Diário de
Notícias
- 12 Jun 05
"Preparemo--nos para a guerra"
Elsa costa e silva
francisco mangas
Que delinquência juvenil temos em Portugal?
Ainda não são gangs, mas são grupos organizados. O que é mais
preocupante é que são grupos em idades jovens, quase crianças. Recordo esse
grupo do Cacém, que penso chamar-se Jovens Rebeldes do Cacém - os JRK, esse
K que surge como símbolo de identidade. São jovens que não têm modelos de
identidade, nem junto dos professores, nem da família. Procuram eles
próprios criar uma identidade. São crianças 8, 9, 10 anos. Sabiam disso? Por
outro lado, esses grupos de jovens com comportamentos agressivos usam uma
violência desproporcionada relativamente aos actos que pretendem. Podiam
conseguir o mesmo com menos violência. Há um recrudescimento da violência e
não é só em Portugal.
Como explicar estes fenómenos?
Isto inscreve-se numa lógica predatória o roubo, o furto. Aquilo a que o
investigador francês Philippe Robert chamou de núcleo central da segurança.

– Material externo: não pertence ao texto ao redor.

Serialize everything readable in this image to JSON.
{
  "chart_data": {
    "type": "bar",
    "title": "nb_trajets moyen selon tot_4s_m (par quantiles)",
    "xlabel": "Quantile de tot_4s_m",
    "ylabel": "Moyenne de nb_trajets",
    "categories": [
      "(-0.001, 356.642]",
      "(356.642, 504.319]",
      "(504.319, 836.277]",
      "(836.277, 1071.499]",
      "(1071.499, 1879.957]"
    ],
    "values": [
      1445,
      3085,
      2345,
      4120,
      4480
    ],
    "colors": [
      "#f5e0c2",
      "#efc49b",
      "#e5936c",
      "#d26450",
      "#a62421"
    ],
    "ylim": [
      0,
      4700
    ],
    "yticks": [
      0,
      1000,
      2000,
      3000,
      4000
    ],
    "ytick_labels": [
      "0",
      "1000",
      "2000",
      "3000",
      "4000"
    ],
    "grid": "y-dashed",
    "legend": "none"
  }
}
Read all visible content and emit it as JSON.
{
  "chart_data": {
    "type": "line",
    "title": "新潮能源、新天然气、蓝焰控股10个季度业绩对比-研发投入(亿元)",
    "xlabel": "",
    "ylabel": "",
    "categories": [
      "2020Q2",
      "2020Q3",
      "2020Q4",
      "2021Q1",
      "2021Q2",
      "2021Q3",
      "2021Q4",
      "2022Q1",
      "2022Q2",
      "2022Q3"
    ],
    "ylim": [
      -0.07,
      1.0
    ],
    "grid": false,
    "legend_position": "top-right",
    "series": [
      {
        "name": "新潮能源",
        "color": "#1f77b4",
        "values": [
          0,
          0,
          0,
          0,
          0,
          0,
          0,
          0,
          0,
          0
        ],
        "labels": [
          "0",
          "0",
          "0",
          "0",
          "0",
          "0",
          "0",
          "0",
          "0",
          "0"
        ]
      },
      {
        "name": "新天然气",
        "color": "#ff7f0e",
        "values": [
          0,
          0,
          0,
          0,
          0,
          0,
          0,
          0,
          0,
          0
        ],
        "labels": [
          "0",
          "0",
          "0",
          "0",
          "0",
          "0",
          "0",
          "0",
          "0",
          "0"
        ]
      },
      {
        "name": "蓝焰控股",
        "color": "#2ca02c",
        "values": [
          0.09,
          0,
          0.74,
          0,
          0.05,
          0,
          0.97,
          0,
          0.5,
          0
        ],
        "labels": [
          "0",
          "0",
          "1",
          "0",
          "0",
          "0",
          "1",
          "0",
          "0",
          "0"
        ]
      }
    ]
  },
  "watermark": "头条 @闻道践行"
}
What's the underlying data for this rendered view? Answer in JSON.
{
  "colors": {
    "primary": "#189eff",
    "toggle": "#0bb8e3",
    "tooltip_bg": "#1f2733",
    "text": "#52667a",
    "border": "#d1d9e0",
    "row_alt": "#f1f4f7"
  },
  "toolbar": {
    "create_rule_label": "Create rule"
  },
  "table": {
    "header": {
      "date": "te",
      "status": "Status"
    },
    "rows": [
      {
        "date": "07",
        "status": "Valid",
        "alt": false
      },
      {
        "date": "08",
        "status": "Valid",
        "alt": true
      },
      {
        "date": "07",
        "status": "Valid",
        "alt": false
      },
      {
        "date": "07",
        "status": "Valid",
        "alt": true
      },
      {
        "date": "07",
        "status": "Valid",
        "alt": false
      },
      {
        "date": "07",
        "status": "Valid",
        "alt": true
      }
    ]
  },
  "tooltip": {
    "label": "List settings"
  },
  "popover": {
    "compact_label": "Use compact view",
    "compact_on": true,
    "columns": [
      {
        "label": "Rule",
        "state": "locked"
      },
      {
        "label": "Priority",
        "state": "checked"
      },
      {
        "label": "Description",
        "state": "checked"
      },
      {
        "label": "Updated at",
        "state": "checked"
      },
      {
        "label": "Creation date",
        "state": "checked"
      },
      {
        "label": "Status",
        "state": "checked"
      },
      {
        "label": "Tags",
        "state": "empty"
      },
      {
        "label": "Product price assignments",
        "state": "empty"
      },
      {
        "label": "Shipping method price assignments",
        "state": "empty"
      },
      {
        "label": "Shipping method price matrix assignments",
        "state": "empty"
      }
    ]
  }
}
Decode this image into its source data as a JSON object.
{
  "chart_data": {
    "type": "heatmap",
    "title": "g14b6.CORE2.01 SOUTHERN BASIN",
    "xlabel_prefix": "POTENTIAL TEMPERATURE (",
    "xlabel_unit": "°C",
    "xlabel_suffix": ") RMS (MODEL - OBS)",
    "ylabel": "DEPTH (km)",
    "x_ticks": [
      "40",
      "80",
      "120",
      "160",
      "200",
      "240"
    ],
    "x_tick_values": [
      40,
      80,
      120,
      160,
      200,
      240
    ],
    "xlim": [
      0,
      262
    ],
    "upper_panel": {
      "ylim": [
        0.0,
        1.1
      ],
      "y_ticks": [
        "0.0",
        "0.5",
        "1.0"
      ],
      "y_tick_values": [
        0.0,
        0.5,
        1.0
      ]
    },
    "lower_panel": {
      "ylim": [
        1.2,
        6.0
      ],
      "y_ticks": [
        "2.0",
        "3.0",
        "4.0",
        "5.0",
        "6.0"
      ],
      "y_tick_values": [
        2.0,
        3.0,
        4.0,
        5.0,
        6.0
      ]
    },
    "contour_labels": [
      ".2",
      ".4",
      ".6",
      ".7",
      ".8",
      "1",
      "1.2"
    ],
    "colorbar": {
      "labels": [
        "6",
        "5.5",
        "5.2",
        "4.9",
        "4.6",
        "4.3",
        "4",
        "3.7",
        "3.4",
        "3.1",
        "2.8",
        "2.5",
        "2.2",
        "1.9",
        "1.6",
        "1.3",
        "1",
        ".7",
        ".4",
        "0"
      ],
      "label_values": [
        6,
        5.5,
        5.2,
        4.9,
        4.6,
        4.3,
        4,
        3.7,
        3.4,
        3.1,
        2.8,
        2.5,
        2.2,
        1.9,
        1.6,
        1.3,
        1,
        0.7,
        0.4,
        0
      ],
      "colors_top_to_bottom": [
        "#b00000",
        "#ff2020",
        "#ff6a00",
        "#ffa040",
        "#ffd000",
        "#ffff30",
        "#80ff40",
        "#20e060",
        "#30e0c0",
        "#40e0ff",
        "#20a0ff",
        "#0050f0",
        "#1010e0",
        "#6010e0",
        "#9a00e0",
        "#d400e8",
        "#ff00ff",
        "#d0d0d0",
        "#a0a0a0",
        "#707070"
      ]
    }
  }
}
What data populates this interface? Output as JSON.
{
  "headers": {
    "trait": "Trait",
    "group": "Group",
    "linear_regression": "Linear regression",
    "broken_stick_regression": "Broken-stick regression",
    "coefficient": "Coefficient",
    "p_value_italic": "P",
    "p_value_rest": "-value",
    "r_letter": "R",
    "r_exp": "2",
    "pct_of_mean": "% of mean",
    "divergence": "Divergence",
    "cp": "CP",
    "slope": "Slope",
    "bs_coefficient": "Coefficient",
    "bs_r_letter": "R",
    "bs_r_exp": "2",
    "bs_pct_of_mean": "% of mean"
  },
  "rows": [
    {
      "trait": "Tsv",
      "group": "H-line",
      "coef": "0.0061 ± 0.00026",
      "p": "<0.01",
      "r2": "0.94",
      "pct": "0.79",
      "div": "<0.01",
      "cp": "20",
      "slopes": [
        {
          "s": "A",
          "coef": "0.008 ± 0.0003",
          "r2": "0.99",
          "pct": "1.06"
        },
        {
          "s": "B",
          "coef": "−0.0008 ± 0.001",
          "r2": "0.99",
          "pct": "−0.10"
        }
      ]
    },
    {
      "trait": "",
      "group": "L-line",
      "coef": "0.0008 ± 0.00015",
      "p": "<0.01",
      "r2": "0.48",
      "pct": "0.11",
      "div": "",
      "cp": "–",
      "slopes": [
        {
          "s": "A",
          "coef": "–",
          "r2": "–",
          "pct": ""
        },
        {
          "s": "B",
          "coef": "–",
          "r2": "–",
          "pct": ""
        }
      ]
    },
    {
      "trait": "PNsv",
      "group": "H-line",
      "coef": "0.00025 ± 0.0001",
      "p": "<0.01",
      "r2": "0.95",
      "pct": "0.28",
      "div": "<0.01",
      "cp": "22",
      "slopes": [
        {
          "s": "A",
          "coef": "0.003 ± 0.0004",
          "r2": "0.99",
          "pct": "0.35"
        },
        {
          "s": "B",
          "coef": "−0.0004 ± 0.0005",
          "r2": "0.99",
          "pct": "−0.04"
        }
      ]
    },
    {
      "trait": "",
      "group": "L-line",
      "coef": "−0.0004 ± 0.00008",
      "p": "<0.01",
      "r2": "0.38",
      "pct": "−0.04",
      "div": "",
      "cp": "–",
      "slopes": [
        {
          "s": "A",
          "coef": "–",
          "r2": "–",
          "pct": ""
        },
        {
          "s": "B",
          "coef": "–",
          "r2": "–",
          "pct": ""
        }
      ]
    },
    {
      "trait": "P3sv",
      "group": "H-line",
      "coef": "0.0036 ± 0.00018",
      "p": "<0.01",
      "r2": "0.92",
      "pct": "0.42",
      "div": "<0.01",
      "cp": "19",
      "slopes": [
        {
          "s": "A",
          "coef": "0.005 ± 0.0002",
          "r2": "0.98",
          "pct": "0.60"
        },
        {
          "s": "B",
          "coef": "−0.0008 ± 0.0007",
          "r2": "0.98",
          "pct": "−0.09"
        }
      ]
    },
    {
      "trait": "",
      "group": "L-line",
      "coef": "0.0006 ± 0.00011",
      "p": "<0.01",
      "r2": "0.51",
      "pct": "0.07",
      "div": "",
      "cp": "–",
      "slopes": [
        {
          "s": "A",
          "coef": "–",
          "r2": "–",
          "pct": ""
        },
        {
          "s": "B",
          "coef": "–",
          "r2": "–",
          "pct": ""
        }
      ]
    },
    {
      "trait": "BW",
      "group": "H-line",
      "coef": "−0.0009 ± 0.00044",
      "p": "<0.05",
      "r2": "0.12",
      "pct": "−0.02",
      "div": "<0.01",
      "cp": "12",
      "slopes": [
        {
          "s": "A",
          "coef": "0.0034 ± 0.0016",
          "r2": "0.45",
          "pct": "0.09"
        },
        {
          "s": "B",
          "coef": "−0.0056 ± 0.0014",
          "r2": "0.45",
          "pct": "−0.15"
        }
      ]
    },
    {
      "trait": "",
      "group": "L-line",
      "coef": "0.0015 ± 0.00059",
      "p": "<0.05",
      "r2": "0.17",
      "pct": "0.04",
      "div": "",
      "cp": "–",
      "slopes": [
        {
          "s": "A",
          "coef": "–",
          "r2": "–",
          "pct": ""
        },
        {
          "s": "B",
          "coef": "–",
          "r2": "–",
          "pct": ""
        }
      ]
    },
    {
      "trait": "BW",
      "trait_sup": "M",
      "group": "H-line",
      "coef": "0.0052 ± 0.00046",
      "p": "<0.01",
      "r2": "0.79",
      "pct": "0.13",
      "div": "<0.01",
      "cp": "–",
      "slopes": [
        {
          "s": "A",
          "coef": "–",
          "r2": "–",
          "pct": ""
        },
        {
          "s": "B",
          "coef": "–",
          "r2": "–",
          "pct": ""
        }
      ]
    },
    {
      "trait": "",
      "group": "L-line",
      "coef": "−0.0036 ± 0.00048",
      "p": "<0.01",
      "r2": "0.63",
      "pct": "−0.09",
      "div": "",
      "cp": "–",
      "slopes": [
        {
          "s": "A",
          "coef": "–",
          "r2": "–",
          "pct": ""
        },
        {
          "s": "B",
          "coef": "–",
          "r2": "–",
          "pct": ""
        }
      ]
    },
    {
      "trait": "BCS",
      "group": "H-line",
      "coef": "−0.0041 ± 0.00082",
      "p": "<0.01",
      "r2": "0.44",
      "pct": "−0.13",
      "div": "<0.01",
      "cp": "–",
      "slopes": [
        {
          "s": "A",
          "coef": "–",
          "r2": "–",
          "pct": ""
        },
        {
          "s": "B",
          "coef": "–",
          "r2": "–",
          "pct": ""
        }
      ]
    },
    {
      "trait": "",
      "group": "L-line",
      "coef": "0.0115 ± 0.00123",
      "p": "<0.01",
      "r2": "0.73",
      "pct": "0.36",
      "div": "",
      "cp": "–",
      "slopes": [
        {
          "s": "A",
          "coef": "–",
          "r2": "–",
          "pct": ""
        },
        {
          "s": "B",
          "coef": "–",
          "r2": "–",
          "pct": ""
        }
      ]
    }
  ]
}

Esta predação tem uma finalidade: o consumo de bens de prestígio social,
como roupa de marca, telemóveis, etc. Quem está no poder, pode pensar que
são bagatelas. Mas não é verdade: é o que gera insegurança nos cidadãos e o
cidadão tem o direito a esse novo bem que é a segurança. Toda a nova forma
de criminalidade ordinária tem a ver com os novos modos de vida, marcados
pelo consumo.
Estes grupos não podem ainda ser classificados como gangs?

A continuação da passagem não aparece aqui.